MAM.0584Après avoir salué comme il se doit le sympathique équipage de Sésame nous consacrons une journée à la réserve terrestre de Lokobe. Magnifique réserve ultra-protégée, riche d’animaux propres à Nosy Be, sans aucune espèce venue d’ailleurs. Inutile donc, de s’attendre à rencontrer des lémuriens venus de la côte est de Madagascar. Après avoir traversé des hectares de champs d’ylang-ylang et longé la mangrove en pirogue, la réserve dévoile ses richesses : lémuriens diurnes omniprésents, puis leurs cousins nocturnes beaucoup plus discrets, sans oublier geckos vert fluorescent, improbables caméléons et boa arboricole en pleine digestion de ses agapes nocturnes.

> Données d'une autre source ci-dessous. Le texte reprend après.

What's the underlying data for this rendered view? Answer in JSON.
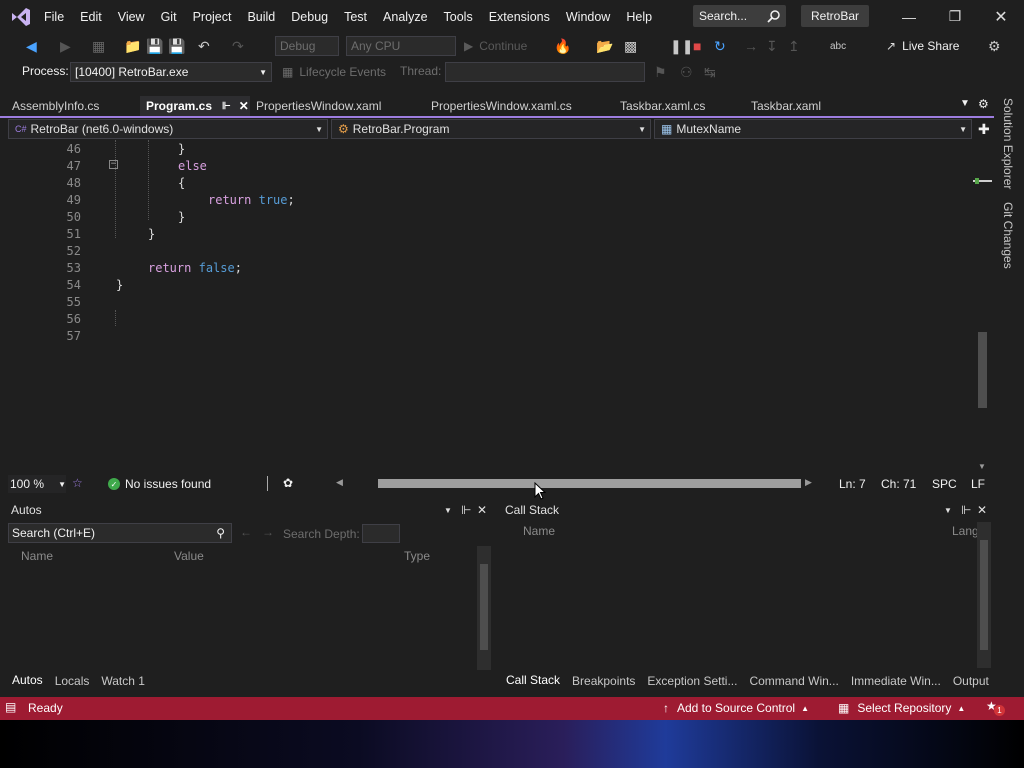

Deuxième vie d’un crevettier

Onze ans ont suffi à l’océan pour transformer le Mitsio, crevettier à la retraite en une superbe épave abondamment fleurie. C’est évidemment notre Sylvia à palmes roses qui nous y conduit, pilotant d’une main ferme l’Eva Be, son confortable et tout nouveau bébé poussé par un 200 CV flambant neuf qui ne demande qu’à montrer de quoi il est capable. Coulée pour la bonne cause, l’épave repose fièrement sur sa quille.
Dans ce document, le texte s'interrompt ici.